I have just returned from Under the Volcano (UTV), a three-week writing program for poets, fiction and non-fiction writers, and journalists, in Tepotzlan, Mexico. This hardly captures the range of participants or the kinds of writing they’re producing, but I will be sharing more about the experience over the next several weeks. For now, let me just say it was intense. I learned a lot and wrote a lot. I came back invigorated, inspired and with new friends.  

One of the speakers at our first “Community of the Imagination” gathering, “Sensing the Story: Vision, Intuition and Speculation,” was Valeria Souza, a Mexican scientist specializing in evolutionary and microbial ecology. I have rarely heard a more eloquent speaker on climate change and yet, when asked about the role of the arts, she claimed that scientists don’t know how to speak. “We need awareness,” she said, “And artists create stomach rumblings and goosebumps.” That image has stayed with me. If we are to save ourselves (among other presenters, Souza made it clear that the planet will survive, at least in some form, but we won’t), the call to collective action needs to be visceral. It needs to be a gut punch. It needs to make our hearts pound with fear.

And yet, we must still have hope. When UTV founder and director Magda Bogin asked Valeria what we can do in the face of “climate despair,” she said that we have seen that microbes are capable of changing everything, so we should ask them, humbly, to work for us.

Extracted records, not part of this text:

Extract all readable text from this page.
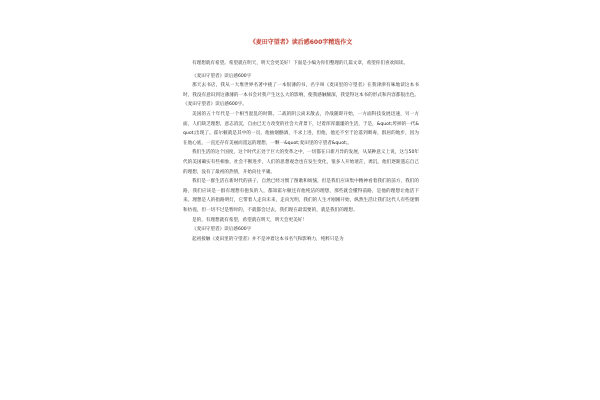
《麦田守望者》读后感600字精选作文

有理想就有希望。希望就在明天，明天会更美好！下面是小编为你们整理的几篇文章，希望你们喜欢阅读。

《麦田守望者》读后感600字

那天去书店，我从一大堆世界名著中挑了一本很薄的书，名字叫《麦田里的守望者》在我津津有味地读这本书时，我没有意识到这薄薄的一本书会对我产生这么大的影响，使我感触颇深，我觉得这本书的形式和内容都很出色。《麦田守望者》读后感600字。

美国的五十年代是一个相当混乱的时期。二战的阴云尚未散去，冷战随即开始，一方面科技发展迅速，另一方面，人们缺乏理想，意志消沉，自由已无力改变的社会大背景下，过着浑浑噩噩的生活，于是，&quot;垮掉的一代&quot;出现了。霍尔顿就是其中的一员，他抽烟酗酒，不求上进，但他，他还不至于沦落到吸毒，群居的地步，因为在他心底，一直还存有美丽而遥远的理想，一颗一&quot;麦田里的守望者&quot;。

我们生活的这个国度，这个时代正处于巨大的变革之中，一切都在日新月异的发展，从某种意义上说，这与50年代的美国确实有些相象，社会不断进步，人们的思想观念也在发生变化，很多人开始迷茫，诱沉，他们逐渐遗忘自己的理想，没有了最初的热情，开始向往平庸。

我们是一群生活在新时代的孩子，自然已经习惯了图歌和烦恼，但是我们应该集中精神看着我们的前方，我们的路，我们应该是一群有理想有抱负的人，都知霍尔顿还有他纯洁的理想，那些就会懂得前路，是他的理想让他活下来。理想是人的指路明灯，它带着人走向未来，走向光明，我们的人生才刚刚开始，纵然生活让我们这代人有些迷惘和彷徨，但一切不过是暂时的，不就都会过去，我们现在最需要的，就是我们的理想。

是的，有理想就有希望，希望就在明天，明天会更美好！

《麦田守望者》读后感600字

起初接触《麦田里的守望者》并不是冲着这本书名气和影响力，纯粹只是为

I wish I had more confidence that we were capable of humility. It is our arrogance that created this “climate catastrophe.” (At another gathering, journalist Oscar Lopez said that we have moved from “global warming” to “climate change” to ‘climate crisis” to “climate catastrophe.”)  Arrogance fuels climate change deniers and the politicians who pander to them. In fiction, hubris ends tragically. I’d like to think there is still time to avert that fate.